So wird manipuliert, um die Zahlen zu verschönern...

Aus der Süddeutschen Zeitung

*Um ihre Zahlen zu verschönern, scheuen die Agenturen keine Schikane – und treiben Arbeitslose systematisch aus der offiziellen Statistik.

Von Rolf Winkel

München Der Vermittler sitzt hinter einem grauen Schreibtisch. Auf der Tischplatte steht ein großer Monitor, daneben liegen viele Akten in rosafarbenen Deckeln.

Weit über 700 Arbeitsuchende hat der Mann von der Arbeitsagentur in einer deutschen Großstadt zu betreuen. Wenn er über den Alltag in der Behörde spricht, klingt Verbitterung durch: „Wie soll man denn da nicht zynisch werden?“, fragt er und weist auf eine Dienstanweisung hin.

Sie trägt die Überschrift „Geschäftspolitik, Ziel: Bestand Arbeitslose senken“.

Um den „Bestand“ an Arbeitslosen zu senken, gebe es zwei Wege, meint der Mann vom Amt: Arbeitslose zu vermitteln oder sie zu vergraulen. Das Papier beschäftige sich mit Letzterem.

In der Dienstanweisung sind so genannte „Ergebnisziele“ festgelegt.

Diese sind für „Teams“ definiert, zu denen jeweils vier bis fünf Vermittler gehören. Jedes Team soll danach pro Monat „60 Fälle 1. MV“ und „7 Fälle 2. MV“ produzieren.

„MV“ steht für „Meldeversäumnis“. Das heißt: Arbeitslose, die auf eine Vorladung vom Amt nicht reagieren, werden mit einer „Säumnisstrafe“ belegt: Leistungsbezieher erhalten dann eine Zeit lang kein Geld. Wer ein zweites Mal nicht zum Meldetermin kommt, fliegt auch aus der Arbeitslosenstatistik.

Anders erfasst:

4,6 Millionen Menschen sind derzeit in Deutschland offiziell als arbeitslos registriert. Keiner liest diese Zahl gerne – und alle finden sie zu hoch: Der Aufschwung lässt auf sich warten. Doch selbst wenn die Konjunktur anspringt, wird es nach Auffassung von Experten kurzfristig keine wesentliche Besserung am Arbeitsmarkt geben.
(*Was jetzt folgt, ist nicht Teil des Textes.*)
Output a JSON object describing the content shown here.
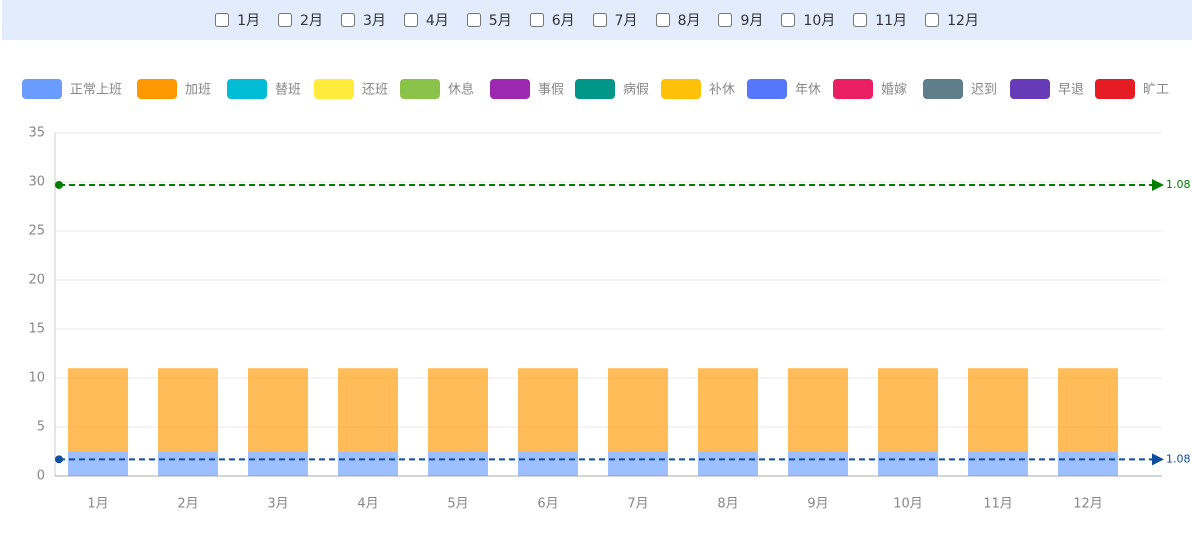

Da soll wenigstens die Statistik besser aussehen. So werden seit Jahresbeginn die Arbeitslosen anders erfasst: Wer von der Arbeitsagentur „trainiert“ wird – in neuen Fertigkeiten oder schlicht für die nächste Bewerbung – zählt jetzt offiziell nicht mehr als arbeitslos.

Im Januar verschwanden so 81.100 Arbeitsuchende aus der Statistik. Schon lange zählen auch die von den Ämtern geförderten Teilnehmer an Weiterbildungskursen, Arbeitsbeschaffungs- und Strukturanpassungs-Maßnahmen nicht als erwerbslos.

Würden sie mitgezählt, hätte es im letzten Monat noch 331.000 registrierte Arbeitslose mehr gegeben.

Keiner der Zahlentricks ist so raffiniert wie der mit dem „Meldeversäumnis“.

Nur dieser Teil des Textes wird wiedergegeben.